Education

MSc - Hybrid Building

Hybrid Buildings are increasingly in the focus of contemporary architectural debates and practices. Most interesting works published by architectural reviews all around the world show the attempt to escape the traditional but arid binomial form-function and address buildings with multiple performances. They combine different programs into a ‘hybrid’ whole and show new ways of organizing buildings. By offering up to date answers to our way of living, working and entertaining, they contribute to our actual Zeitgeist rather than looking for mere programmatic accommodations. Current issues like intensification / optimization of land uses (building vs. nature), densification of programs as a new catalyst in city centres (liveability vs. urbanity), economic feasibility of urban plans (profit vs. speculation), are the most recurring urban conditions that hybrid buildings have to tackle with.  

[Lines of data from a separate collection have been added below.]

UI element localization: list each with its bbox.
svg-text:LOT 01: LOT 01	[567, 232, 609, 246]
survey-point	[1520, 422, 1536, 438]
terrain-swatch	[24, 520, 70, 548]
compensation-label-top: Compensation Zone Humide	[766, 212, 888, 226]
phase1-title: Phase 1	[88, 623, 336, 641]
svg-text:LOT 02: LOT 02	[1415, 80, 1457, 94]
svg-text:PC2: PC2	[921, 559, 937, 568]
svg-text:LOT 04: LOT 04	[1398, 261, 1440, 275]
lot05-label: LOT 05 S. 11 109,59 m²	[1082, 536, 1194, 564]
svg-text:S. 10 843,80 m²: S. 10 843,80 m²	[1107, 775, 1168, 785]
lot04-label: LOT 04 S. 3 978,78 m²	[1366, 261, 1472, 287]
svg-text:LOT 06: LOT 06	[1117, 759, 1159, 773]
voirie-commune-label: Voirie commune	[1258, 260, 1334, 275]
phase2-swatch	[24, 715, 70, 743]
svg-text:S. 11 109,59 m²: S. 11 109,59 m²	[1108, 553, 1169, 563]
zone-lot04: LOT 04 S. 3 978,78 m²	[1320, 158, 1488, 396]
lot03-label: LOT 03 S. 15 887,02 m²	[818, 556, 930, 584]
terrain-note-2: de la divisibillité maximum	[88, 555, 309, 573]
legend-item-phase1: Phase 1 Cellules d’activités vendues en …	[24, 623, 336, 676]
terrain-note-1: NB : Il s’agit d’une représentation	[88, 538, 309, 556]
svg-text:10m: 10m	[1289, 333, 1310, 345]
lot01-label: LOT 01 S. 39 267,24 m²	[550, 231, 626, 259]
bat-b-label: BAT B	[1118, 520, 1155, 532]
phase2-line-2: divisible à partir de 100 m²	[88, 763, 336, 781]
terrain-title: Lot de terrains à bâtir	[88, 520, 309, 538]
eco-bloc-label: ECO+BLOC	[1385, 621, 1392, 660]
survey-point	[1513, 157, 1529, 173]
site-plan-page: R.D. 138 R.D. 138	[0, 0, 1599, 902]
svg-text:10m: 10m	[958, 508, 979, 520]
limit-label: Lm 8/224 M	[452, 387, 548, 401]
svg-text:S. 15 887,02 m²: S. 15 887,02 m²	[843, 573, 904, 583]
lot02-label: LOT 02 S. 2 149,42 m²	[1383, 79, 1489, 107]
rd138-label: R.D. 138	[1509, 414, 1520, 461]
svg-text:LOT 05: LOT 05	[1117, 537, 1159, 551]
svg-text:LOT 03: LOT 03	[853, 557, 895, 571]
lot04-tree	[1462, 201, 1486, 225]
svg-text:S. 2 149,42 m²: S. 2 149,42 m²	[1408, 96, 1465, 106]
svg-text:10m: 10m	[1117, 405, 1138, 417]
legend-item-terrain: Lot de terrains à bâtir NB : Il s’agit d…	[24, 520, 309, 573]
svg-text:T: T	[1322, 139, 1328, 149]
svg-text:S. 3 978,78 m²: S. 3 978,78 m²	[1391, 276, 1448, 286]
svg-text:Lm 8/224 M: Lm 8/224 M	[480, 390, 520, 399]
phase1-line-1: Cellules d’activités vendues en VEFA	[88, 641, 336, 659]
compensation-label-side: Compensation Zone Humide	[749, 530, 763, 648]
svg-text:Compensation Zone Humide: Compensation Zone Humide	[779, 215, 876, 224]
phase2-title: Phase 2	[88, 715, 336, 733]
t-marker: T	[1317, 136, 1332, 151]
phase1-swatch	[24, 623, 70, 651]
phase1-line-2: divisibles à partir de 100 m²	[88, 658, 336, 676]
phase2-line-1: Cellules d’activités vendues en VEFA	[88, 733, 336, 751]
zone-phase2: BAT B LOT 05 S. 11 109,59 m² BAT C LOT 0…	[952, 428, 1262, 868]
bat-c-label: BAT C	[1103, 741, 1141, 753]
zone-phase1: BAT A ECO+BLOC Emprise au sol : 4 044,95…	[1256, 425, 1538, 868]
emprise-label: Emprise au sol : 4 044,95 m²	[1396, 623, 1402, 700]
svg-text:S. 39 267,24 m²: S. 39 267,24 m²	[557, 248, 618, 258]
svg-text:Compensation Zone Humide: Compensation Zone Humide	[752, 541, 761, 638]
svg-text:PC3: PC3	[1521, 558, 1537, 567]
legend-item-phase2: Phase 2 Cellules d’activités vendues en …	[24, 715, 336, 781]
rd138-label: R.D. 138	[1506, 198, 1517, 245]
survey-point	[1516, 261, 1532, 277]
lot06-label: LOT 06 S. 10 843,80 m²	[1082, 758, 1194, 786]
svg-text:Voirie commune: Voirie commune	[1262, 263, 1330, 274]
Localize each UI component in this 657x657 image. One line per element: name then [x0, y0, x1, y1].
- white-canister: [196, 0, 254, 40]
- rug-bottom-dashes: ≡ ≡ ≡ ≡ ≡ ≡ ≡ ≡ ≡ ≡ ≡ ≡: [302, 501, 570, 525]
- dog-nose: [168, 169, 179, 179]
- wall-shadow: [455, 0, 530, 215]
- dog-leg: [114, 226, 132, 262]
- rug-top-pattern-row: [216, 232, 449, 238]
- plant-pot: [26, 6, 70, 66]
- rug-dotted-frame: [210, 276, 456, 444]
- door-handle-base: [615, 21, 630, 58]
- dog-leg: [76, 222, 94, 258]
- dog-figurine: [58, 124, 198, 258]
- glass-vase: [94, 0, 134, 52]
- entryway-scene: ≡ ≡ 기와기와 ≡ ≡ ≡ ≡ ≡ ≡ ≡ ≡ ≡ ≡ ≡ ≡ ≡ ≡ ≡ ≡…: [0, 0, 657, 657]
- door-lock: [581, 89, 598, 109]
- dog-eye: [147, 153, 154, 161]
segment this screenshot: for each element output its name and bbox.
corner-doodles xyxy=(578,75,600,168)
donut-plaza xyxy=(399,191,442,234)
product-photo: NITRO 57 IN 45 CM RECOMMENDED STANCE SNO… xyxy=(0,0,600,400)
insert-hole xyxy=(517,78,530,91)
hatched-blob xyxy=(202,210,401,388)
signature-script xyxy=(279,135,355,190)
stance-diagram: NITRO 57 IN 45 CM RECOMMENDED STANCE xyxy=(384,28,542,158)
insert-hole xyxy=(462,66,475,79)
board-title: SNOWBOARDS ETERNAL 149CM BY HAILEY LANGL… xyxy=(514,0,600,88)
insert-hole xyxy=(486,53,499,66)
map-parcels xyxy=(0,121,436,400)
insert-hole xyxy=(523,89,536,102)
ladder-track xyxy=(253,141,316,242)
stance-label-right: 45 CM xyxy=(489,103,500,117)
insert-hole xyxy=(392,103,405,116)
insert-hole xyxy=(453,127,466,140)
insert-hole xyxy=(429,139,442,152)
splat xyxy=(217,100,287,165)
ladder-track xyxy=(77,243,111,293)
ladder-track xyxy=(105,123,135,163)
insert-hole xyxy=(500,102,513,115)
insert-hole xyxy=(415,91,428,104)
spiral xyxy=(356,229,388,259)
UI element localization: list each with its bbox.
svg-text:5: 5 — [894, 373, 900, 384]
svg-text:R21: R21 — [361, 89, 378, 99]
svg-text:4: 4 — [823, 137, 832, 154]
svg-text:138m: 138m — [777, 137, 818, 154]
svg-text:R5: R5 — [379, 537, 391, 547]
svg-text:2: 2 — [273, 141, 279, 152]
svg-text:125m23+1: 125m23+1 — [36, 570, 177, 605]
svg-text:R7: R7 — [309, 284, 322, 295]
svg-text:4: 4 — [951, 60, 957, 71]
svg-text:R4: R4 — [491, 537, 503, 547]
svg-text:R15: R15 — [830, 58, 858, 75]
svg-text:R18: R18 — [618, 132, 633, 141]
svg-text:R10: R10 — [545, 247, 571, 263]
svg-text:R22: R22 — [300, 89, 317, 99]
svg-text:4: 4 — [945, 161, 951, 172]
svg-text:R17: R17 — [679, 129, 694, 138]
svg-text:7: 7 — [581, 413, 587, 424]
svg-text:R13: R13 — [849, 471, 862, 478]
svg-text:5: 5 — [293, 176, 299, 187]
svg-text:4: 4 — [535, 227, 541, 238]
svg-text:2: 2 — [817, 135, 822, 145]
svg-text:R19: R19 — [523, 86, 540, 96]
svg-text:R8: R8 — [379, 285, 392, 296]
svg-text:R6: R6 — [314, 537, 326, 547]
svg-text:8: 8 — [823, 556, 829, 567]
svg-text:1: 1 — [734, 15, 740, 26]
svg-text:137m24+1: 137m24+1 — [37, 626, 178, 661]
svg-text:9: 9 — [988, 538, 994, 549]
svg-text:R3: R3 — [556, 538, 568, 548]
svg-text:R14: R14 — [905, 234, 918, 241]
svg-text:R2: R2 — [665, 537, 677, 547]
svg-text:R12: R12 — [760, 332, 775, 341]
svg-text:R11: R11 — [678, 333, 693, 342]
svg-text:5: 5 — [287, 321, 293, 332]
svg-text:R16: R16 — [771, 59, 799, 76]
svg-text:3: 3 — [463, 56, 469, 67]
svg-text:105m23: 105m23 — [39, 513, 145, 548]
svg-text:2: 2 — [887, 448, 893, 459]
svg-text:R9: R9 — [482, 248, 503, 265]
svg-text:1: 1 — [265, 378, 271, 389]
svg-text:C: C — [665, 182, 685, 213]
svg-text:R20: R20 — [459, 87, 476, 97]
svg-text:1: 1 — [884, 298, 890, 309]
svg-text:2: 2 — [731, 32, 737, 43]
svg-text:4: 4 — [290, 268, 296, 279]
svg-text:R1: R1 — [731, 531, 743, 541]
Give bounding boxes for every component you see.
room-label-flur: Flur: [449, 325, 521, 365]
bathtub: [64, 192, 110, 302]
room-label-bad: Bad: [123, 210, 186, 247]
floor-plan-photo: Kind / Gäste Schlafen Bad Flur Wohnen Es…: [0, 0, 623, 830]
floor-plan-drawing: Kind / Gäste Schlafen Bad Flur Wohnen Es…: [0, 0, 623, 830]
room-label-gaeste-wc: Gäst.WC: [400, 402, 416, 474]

In this framework the MSc program Hybrid Buildings focuses on the design project as key to anticipate future transformations of the city. The scope of the program is to work on complex combinations of types of space, different functions and constructive systems in order to create opportunities for alternative social as well as urban dynamics. Nowadays there is a great need of identifying the available design tools in order to plan future interventions in our cities. Particularly in the case of existing urban environments, design approaches require a conscious understanding of urban morphology transformation processes as well as an adequate knowledge of changes in building typologies. The ‘Fuck Context’ approach denies the long-lasting urban development and jeopardizes the representation of the continuity of civic values. We believe that the design of new Hybrid typologies should reflect on their urban significance and on the position they take in the historical development of the place. Architectural interventions aiming to be ‘urban’ cannot be defined outside the context of the city and its history. Consequently, research on cities and their history (also from the technical viewpoint) must be considered as an important component of the MSc program. 

How will new architectural typologies and new architectural languages be able to envision the transformations of urban areas? How can these areas be transmuted into the representative urban environments of the 21st century? And how can designers develop these themes in an urban-sound, nature-sound and society-sound manner? These are the core issues that the Master specialization Hybrid Buildings wants to address.